The company announced the creation of the Intel Collaborative Research Institute for Sustainable Connected Cities on Thursday. About a dozen researchers will work there, in collaboration with both academia from Imperial College London and University College London and startups in the Tech City hub.
"In 2050, most of the nine billion people in the world will live in cities," Intel Labs director Justin Rattner said in a statement. "Therefore the demands of cities will be highly representative of the demands of humanity. Addressing these demands will be at the heart of the Intel Collaborative Research Institute for Sustainable Connected Cities, driving the development of new services to enhance people’s quality of life."
According to Intel, the new institute will try to figure out how technology can solve cities' social, economic and environmental problems.

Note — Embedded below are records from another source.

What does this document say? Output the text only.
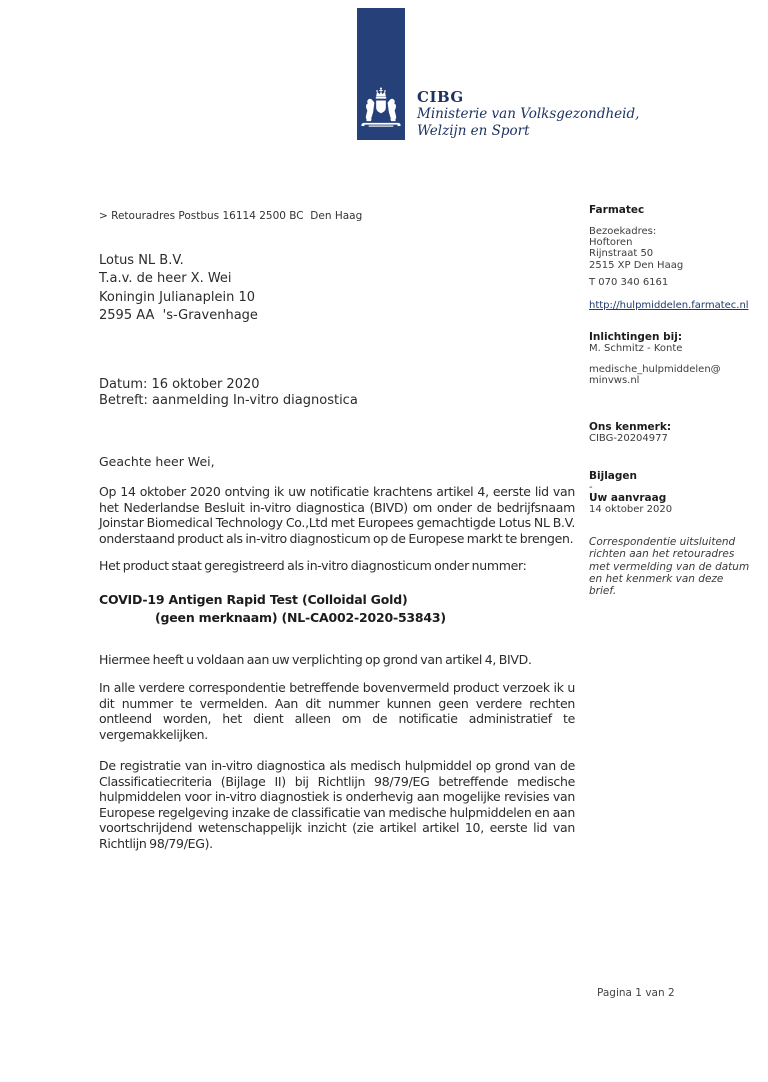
CIBG
Ministerie van Volksgezondheid,
Welzijn en Sport
> Retouradres Postbus 16114 2500 BC  Den Haag
Lotus NL B.V.
T.a.v. de heer X. Wei
Koningin Julianaplein 10
2595 AA  's-Gravenhage
Datum: 16 oktober 2020
Betreft: aanmelding In-vitro diagnostica
Geachte heer Wei,

Op 14 oktober 2020 ontving ik uw notificatie krachtens artikel 4, eerste lid van het Nederlandse Besluit in-vitro diagnostica (BIVD) om onder de bedrijfsnaam Joinstar Biomedical Technology Co.,Ltd met Europees gemachtigde Lotus NL B.V. onderstaand product als in-vitro diagnosticum op de Europese markt te brengen.

Het product staat geregistreerd als in-vitro diagnosticum onder nummer:

COVID-19 Antigen Rapid Test (Colloidal Gold)
(geen merknaam) (NL-CA002-2020-53843)

Hiermee heeft u voldaan aan uw verplichting op grond van artikel 4, BIVD.

In alle verdere correspondentie betreffende bovenvermeld product verzoek ik u dit nummer te vermelden. Aan dit nummer kunnen geen verdere rechten ontleend worden, het dient alleen om de notificatie administratief te vergemakkelijken.

De registratie van in-vitro diagnostica als medisch hulpmiddel op grond van de Classificatiecriteria (Bijlage II) bij Richtlijn 98/79/EG betreffende medische hulpmiddelen voor in-vitro diagnostiek is onderhevig aan mogelijke revisies van Europese regelgeving inzake de classificatie van medische hulpmiddelen en aan voortschrijdend wetenschappelijk inzicht (zie artikel artikel 10, eerste lid van Richtlijn 98/79/EG).

Farmatec
Bezoekadres:
Hoftoren
Rijnstraat 50
2515 XP Den Haag
T 070 340 6161
http://hulpmiddelen.farmatec.nl
Inlichtingen bij:
M. Schmitz - Konte
medische_hulpmiddelen@
minvws.nl
Ons kenmerk:
CIBG-20204977
Bijlagen
-
Uw aanvraag
14 oktober 2020
Correspondentie uitsluitend richten aan het retouradres met vermelding van de datum en het kenmerk van deze brief.
Pagina 1 van 2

"Using London as a testbed, researchers will explore technologies to make cities more aware by harnessing real-time user and city infrastructure data," the company said. "For example, a sensor network could be used to monitor traffic flows and predict the effects of extreme weather conditions on water supplies, resulting in the delivery of near real-time information to citizens through citywide displays and mobile applications."
The institute will also "engage with local urban communities to understand how they want to live" and get their input for the resulting technologies.
Intel also announced the establishment of its Intel Labs Europe UK R&D network, of which the London institute will form a part. Other named sites include Brighton, Swindon and Aylesbury. The network will end up with nine locations, and will have an overall remit of researching fields such as information security and high performance computing.
The company also unveiled an even wider Collaborative Research Institute programme, all of which will involve working with universities. Apart from London, Intel also launched similar institutes in Germany and Israel this week.
Although Intel has not said how much the London institute will cost in itself, the company did say on Thursday that it would be putting $40m (£26m) into the wider programme over the next five years.
"Now, more than ever, it is vital that universities collaborate with each other and with businesses on projects such as this," UCL vice-provost Stephen Caddick said. "Delivering research which can be taken out of the lab and onto the market, creating new business opportunities and jobs, and contributing to the growth to the UK economy we so urgently need."
The launch took place at 10 Downing Street, with chancellor George Osborne claiming Intel's move was "recognition of the government's commitment to ensuring that the UK becomes the technology centre of Europe, building on success such as Tech City and the recent investments in supercomputing".